Reading time: 4 minsAhmad Hussain - Cyber Security Analyst
A day in the life of a Cyber Security Analyst at Visa
What does a Cybersecurity Analyst do?
At a high level, the aim of a cybersecurity analyst is to protect an organisation against cybersecurity threats that could harm or impact their data, people or technology systems. It’s a really varied role, managing everything a business does using technology from compliance to application development to ensure that we keep our information safe and secure. There are several types of analysts depending on your team and organisation structure.
I work in the incident response team; my responsibilities include monitoring, responding to and triaging incidents. Our team deals with all sorts of incidents and are available 24/7/365. We use lots of different tools, sensors and systems to respond to incidents, and work with a variety of teams across the business, not just in cybersecurity. It’s a really exciting job!
What does a typical day look like for you?
The nice thing about working in incident response is that no two days will ever be the same: every day brings new opportunities, surprises and challenges! Our team works based on 12-hour shifts to ensure global coverage – it sounds hard, but we also get plenty of days off to rest and recover (on average, I’m on shift about 7 days every 2 weeks). During my shift, my time is split between working on incidents, and other tasks including threat hunting, development and training. My day isn’t completely without structure though – we have internal processes to ensure that the work is shared fairly amongst analysts, and daily stand-up meetings to discuss any issues we might have.
What’s it like to work for Visa?
I’m really enjoying it! Visa is a very people focused company, and the atmosphere here reflects that; my colleagues are super friendly and very helpful, even as I am still finding my feet. There are loads of opportunities to get involved with the wider community through volunteering, events and employee resource groups – as a Muslim, I really enjoyed breaking my fast and enjoying a lovely dinner with my team as part of an open Iftar event hosted by the People team! I also appreciate the culture here – everyone at Visa is empowered and encouraged to be a leader, to drive sustainable change and growth for ourselves, our clients, and the payments ecosystem.
What was something that surprised you about Visa?
When joining Visa, I knew it was a global company, but I seriously underestimated just how global it is. We employ nearly 30,000 people and work in pretty much every corner of the world – I’ve responded to incidents triggered by a user based in India logging into a server based in the US, all while being based in the UK! It’s really a testament to our global reach and reputation, whilst also highlighting the need for clear and concise communication; it’s great to work with lots of different cultures and learn from different ways of thinking.
What has been your highlight since starting your role?
A personal highlight for me has been hunting for threats based on news articles and threat intelligence sources indicating that certain sandbox features of Windows could be exploited to deliver malware. It’s quite special to explore how a threat seen “in the wild” could impact Visa and other technology organisations, and I got a chance to exercise my programming and data analysis skills! It also felt good to confirm that Visa is safe from this threat, and that we maintain robust security measures across the board to detect, prevent and protect our assets.
What is the most important thing you have learned about working in a corporate environment?
Communication isn’t just key – it’s everything.
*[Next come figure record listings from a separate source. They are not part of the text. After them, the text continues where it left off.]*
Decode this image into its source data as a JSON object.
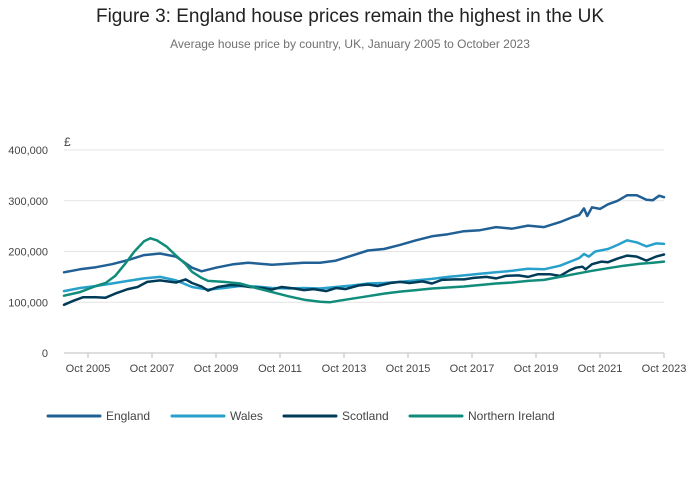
{
  "chart_data": {
    "type": "line",
    "title": "Figure 3: England house prices remain the highest in the UK",
    "subtitle": "Average house price by country, UK, January 2005 to October 2023",
    "ylabel": "£",
    "ylim": [
      0,
      400000
    ],
    "xlim": [
      2005.0,
      2023.75
    ],
    "yticks": [
      {
        "value": 0,
        "label": "0"
      },
      {
        "value": 100000,
        "label": "100,000"
      },
      {
        "value": 200000,
        "label": "200,000"
      },
      {
        "value": 300000,
        "label": "300,000"
      },
      {
        "value": 400000,
        "label": "400,000"
      }
    ],
    "xticks": [
      {
        "value": 2005.75,
        "label": "Oct 2005"
      },
      {
        "value": 2007.75,
        "label": "Oct 2007"
      },
      {
        "value": 2009.75,
        "label": "Oct 2009"
      },
      {
        "value": 2011.75,
        "label": "Oct 2011"
      },
      {
        "value": 2013.75,
        "label": "Oct 2013"
      },
      {
        "value": 2015.75,
        "label": "Oct 2015"
      },
      {
        "value": 2017.75,
        "label": "Oct 2017"
      },
      {
        "value": 2019.75,
        "label": "Oct 2019"
      },
      {
        "value": 2021.75,
        "label": "Oct 2021"
      },
      {
        "value": 2023.75,
        "label": "Oct 2023"
      }
    ],
    "series": [
      {
        "name": "England",
        "color": "#206095",
        "points": [
          [
            2005.0,
            159000
          ],
          [
            2005.5,
            165000
          ],
          [
            2006.0,
            169000
          ],
          [
            2006.5,
            175000
          ],
          [
            2007.0,
            183000
          ],
          [
            2007.5,
            193000
          ],
          [
            2008.0,
            196000
          ],
          [
            2008.5,
            190000
          ],
          [
            2009.0,
            168000
          ],
          [
            2009.3,
            161000
          ],
          [
            2009.75,
            168000
          ],
          [
            2010.3,
            175000
          ],
          [
            2010.75,
            178000
          ],
          [
            2011.5,
            174000
          ],
          [
            2012.0,
            176000
          ],
          [
            2012.5,
            178000
          ],
          [
            2013.0,
            178000
          ],
          [
            2013.5,
            182000
          ],
          [
            2014.0,
            192000
          ],
          [
            2014.5,
            202000
          ],
          [
            2015.0,
            205000
          ],
          [
            2015.5,
            213000
          ],
          [
            2016.0,
            222000
          ],
          [
            2016.5,
            230000
          ],
          [
            2017.0,
            234000
          ],
          [
            2017.5,
            240000
          ],
          [
            2018.0,
            242000
          ],
          [
            2018.5,
            248000
          ],
          [
            2019.0,
            245000
          ],
          [
            2019.5,
            251000
          ],
          [
            2020.0,
            248000
          ],
          [
            2020.5,
            258000
          ],
          [
            2020.9,
            268000
          ],
          [
            2021.1,
            272000
          ],
          [
            2021.25,
            285000
          ],
          [
            2021.35,
            270000
          ],
          [
            2021.5,
            287000
          ],
          [
            2021.75,
            284000
          ],
          [
            2022.0,
            293000
          ],
          [
            2022.3,
            300000
          ],
          [
            2022.6,
            311000
          ],
          [
            2022.9,
            311000
          ],
          [
            2023.2,
            302000
          ],
          [
            2023.4,
            301000
          ],
          [
            2023.6,
            310000
          ],
          [
            2023.75,
            307000
          ]
        ]
      },
      {
        "name": "Wales",
        "color": "#27a0cc",
        "points": [
          [
            2005.0,
            122000
          ],
          [
            2005.5,
            128000
          ],
          [
            2006.0,
            132000
          ],
          [
            2006.5,
            137000
          ],
          [
            2007.0,
            142000
          ],
          [
            2007.5,
            147000
          ],
          [
            2008.0,
            150000
          ],
          [
            2008.5,
            143000
          ],
          [
            2009.0,
            130000
          ],
          [
            2009.5,
            125000
          ],
          [
            2010.0,
            128000
          ],
          [
            2010.5,
            132000
          ],
          [
            2011.0,
            131000
          ],
          [
            2011.5,
            128000
          ],
          [
            2012.0,
            127000
          ],
          [
            2012.5,
            128000
          ],
          [
            2013.0,
            127000
          ],
          [
            2013.5,
            130000
          ],
          [
            2014.0,
            133000
          ],
          [
            2014.5,
            137000
          ],
          [
            2015.0,
            138000
          ],
          [
            2015.5,
            140000
          ],
          [
            2016.0,
            143000
          ],
          [
            2016.5,
            146000
          ],
          [
            2017.0,
            150000
          ],
          [
            2017.5,
            153000
          ],
          [
            2018.0,
            156000
          ],
          [
            2018.5,
            159000
          ],
          [
            2019.0,
            162000
          ],
          [
            2019.5,
            166000
          ],
          [
            2020.0,
            165000
          ],
          [
            2020.5,
            172000
          ],
          [
            2020.9,
            182000
          ],
          [
            2021.1,
            187000
          ],
          [
            2021.25,
            195000
          ],
          [
            2021.4,
            190000
          ],
          [
            2021.6,
            200000
          ],
          [
            2022.0,
            205000
          ],
          [
            2022.3,
            213000
          ],
          [
            2022.6,
            222000
          ],
          [
            2022.9,
            218000
          ],
          [
            2023.2,
            210000
          ],
          [
            2023.5,
            216000
          ],
          [
            2023.75,
            215000
          ]
        ]
      },
      {
        "name": "Scotland",
        "color": "#003c57",
        "points": [
          [
            2005.0,
            95000
          ],
          [
            2005.3,
            103000
          ],
          [
            2005.6,
            110000
          ],
          [
            2006.0,
            110000
          ],
          [
            2006.3,
            109000
          ],
          [
            2006.6,
            117000
          ],
          [
            2007.0,
            126000
          ],
          [
            2007.3,
            130000
          ],
          [
            2007.6,
            140000
          ],
          [
            2008.0,
            143000
          ],
          [
            2008.5,
            139000
          ],
          [
            2008.8,
            145000
          ],
          [
            2009.0,
            138000
          ],
          [
            2009.3,
            131000
          ],
          [
            2009.5,
            123000
          ],
          [
            2009.8,
            130000
          ],
          [
            2010.2,
            134000
          ],
          [
            2010.5,
            133000
          ],
          [
            2010.8,
            130000
          ],
          [
            2011.2,
            128000
          ],
          [
            2011.5,
            125000
          ],
          [
            2011.8,
            130000
          ],
          [
            2012.2,
            127000
          ],
          [
            2012.5,
            124000
          ],
          [
            2012.8,
            126000
          ],
          [
            2013.2,
            122000
          ],
          [
            2013.5,
            128000
          ],
          [
            2013.8,
            126000
          ],
          [
            2014.2,
            133000
          ],
          [
            2014.5,
            135000
          ],
          [
            2014.8,
            132000
          ],
          [
            2015.2,
            138000
          ],
          [
            2015.5,
            140000
          ],
          [
            2015.8,
            138000
          ],
          [
            2016.2,
            141000
          ],
          [
            2016.5,
            137000
          ],
          [
            2016.8,
            144000
          ],
          [
            2017.2,
            145000
          ],
          [
            2017.5,
            145000
          ],
          [
            2017.8,
            148000
          ],
          [
            2018.2,
            150000
          ],
          [
            2018.5,
            147000
          ],
          [
            2018.8,
            152000
          ],
          [
            2019.2,
            153000
          ],
          [
            2019.5,
            150000
          ],
          [
            2019.8,
            155000
          ],
          [
            2020.2,
            155000
          ],
          [
            2020.5,
            152000
          ],
          [
            2020.8,
            163000
          ],
          [
            2021.0,
            168000
          ],
          [
            2021.2,
            170000
          ],
          [
            2021.3,
            165000
          ],
          [
            2021.5,
            175000
          ],
          [
            2021.8,
            180000
          ],
          [
            2022.0,
            179000
          ],
          [
            2022.3,
            186000
          ],
          [
            2022.6,
            192000
          ],
          [
            2022.9,
            190000
          ],
          [
            2023.2,
            182000
          ],
          [
            2023.5,
            190000
          ],
          [
            2023.75,
            194000
          ]
        ]
      },
      {
        "name": "Northern Ireland",
        "color": "#118c7b",
        "points": [
          [
            2005.0,
            113000
          ],
          [
            2005.5,
            120000
          ],
          [
            2006.0,
            132000
          ],
          [
            2006.3,
            138000
          ],
          [
            2006.6,
            152000
          ],
          [
            2006.9,
            175000
          ],
          [
            2007.2,
            200000
          ],
          [
            2007.5,
            220000
          ],
          [
            2007.7,
            226000
          ],
          [
            2007.9,
            222000
          ],
          [
            2008.2,
            210000
          ],
          [
            2008.5,
            192000
          ],
          [
            2008.8,
            175000
          ],
          [
            2009.0,
            160000
          ],
          [
            2009.3,
            148000
          ],
          [
            2009.5,
            142000
          ],
          [
            2010.0,
            140000
          ],
          [
            2010.5,
            137000
          ],
          [
            2011.0,
            128000
          ],
          [
            2011.5,
            120000
          ],
          [
            2012.0,
            112000
          ],
          [
            2012.5,
            105000
          ],
          [
            2013.0,
            101000
          ],
          [
            2013.3,
            100000
          ],
          [
            2013.6,
            103000
          ],
          [
            2014.0,
            107000
          ],
          [
            2014.5,
            112000
          ],
          [
            2015.0,
            117000
          ],
          [
            2015.5,
            121000
          ],
          [
            2016.0,
            124000
          ],
          [
            2016.5,
            127000
          ],
          [
            2017.0,
            129000
          ],
          [
            2017.5,
            131000
          ],
          [
            2018.0,
            134000
          ],
          [
            2018.5,
            137000
          ],
          [
            2019.0,
            139000
          ],
          [
            2019.5,
            142000
          ],
          [
            2020.0,
            144000
          ],
          [
            2020.5,
            150000
          ],
          [
            2021.0,
            156000
          ],
          [
            2021.5,
            162000
          ],
          [
            2022.0,
            167000
          ],
          [
            2022.5,
            172000
          ],
          [
            2023.0,
            176000
          ],
          [
            2023.4,
            178000
          ],
          [
            2023.75,
            180000
          ]
        ]
      }
    ]
  }
}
Whenever you send someone an email, speak to your manager about an issue, write up documentation, deliver a presentation: you’re constantly communicating with your team, customers, and even yourself. Putting a little effort into how you communicate goes a long way and will help you to stand out from your peers. It also makes things easier for both your team and yourself.
How do you become a cybersecurity analyst?
There are several great courses and guides online about how to learn about cybersecurity, but in my opinion the most important qualities to have are curiosity and dedication to your craft. Cybersecurity is a constantly evolving target with lots of moving parts, so constantly learning is key. Understanding how a computer works, how they communicate, what the flaws are and how they can be exploited isn’t something that can be learnt overnight – it takes time and effort, but the investment is well worth it.
A good place to start would be to learn a programming language (Python is a great choice for beginners) and if you feel like a challenge, learning Linux or an alternative operating system. I would also recommend learning networking fundamentals – there are some great courses on YouTube, I especially like Professor Messer’s which will help prepare you for certifications like Network+. Once you feel confident, move onto online labs like TryHackMe and Hack the Box – these are great for developing and honing your skills in a safe environment. Finally, get involved in the community – open source projects and competitions/CTFs are a great way to learn!